Estrategia Escudo: un legado de profesionalización
Estas acciones de capacitación internacional representan el corazón de la Estrategia Escudo, un plan integral que busca que la policía de Monterrey sea percibida como una institución de élite. La visión de la administración actual es que el mundial de fútbol no sea solo un evento de paso, sino el catalizador que eleve el estándar de seguridad para los habitantes de la ciudad de manera permanente.
Para el ciudadano regiomontano, que sus oficiales se entrenen en el extranjero se traduce en una policía más preparada para el servicio cotidiano. Los conocimientos en mediación de conflictos y el uso de tecnología para la prevención del delito impactarán directamente en la seguridad de las colonias, mucho después de que el último balón del mundial deje de rodar.
Desglose de capacidades adquiridas
Operaciones especiales: Se enfocaron en la intervención táctica y protocolos de contención bajo estándares de fuerzas de seguridad internacionales.
Investigaciones: El aprendizaje se centró en el análisis de riesgos y la recolección de inteligencia previa a grandes concentraciones humanas.
Proximidad: Los oficiales reforzaron sus habilidades en mediación, atención al turista extranjero y estrategias de prevención comunitaria.
Mandos operativos: Se especializaron en el liderazgo estratégico y el despliegue coordinado de unidades aéreas para el control de la ciudad.
Monterrey: lista para el escenario global
La profesionalización de la policía es una de las inversiones más rentables para una metrópoli con aspiraciones globales.
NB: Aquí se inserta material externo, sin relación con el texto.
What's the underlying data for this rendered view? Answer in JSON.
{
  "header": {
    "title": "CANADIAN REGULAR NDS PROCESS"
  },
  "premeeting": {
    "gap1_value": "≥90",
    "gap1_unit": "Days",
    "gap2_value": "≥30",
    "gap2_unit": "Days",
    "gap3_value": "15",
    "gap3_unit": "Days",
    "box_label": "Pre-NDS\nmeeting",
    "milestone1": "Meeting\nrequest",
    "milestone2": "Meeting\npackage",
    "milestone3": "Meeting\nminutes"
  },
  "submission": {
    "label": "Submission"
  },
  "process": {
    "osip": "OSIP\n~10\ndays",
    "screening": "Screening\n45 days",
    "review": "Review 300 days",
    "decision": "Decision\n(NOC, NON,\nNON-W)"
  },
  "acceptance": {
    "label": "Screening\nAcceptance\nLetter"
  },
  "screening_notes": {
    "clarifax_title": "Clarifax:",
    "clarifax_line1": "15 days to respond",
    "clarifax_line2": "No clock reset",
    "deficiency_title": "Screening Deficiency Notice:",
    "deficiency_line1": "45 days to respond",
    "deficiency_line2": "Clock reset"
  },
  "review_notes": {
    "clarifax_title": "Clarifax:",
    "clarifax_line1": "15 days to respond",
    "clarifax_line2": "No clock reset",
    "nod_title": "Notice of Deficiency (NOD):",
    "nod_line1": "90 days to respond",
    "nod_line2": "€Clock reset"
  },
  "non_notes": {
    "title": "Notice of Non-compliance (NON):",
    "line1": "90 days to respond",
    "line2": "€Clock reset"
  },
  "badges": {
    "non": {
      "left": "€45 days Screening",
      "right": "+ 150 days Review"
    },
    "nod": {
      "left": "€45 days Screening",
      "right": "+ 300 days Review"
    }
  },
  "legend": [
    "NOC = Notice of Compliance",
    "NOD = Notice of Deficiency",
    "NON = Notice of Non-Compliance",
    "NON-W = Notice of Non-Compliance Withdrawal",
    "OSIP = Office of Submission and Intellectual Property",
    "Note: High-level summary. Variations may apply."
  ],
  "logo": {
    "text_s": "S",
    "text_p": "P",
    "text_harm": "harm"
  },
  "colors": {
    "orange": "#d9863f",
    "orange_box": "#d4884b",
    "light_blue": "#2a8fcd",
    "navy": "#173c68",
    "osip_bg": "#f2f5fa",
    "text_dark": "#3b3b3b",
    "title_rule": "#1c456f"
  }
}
Al concluir estos entrenamientos, Monterrey envía un mensaje de confianza: la ciudad es segura, sus oficiales están a la altura de los mejores departamentos de policía del extranjero y la logística para el Mundial 2026 está siendo planeada con rigor científico.
La capacitación en el extranjero permite a los elementos locales comparar sus procesos, corregir vicios operativos y adoptar las mejores prácticas mundiales. Con el regreso de estos elementos y la experiencia del director de proximidad en Centroamérica, la policía de Monterrey fortalece su escudo protector, garantizando que tanto los regios como los visitantes internacionales vivan una experiencia segura en la gran fiesta del fútbol que se avecina. La meta es inamovible: consolidar una corporación de vanguardia, con tecnología de punta y el conocimiento necesario para proteger el futuro de la capital de Nuevo León.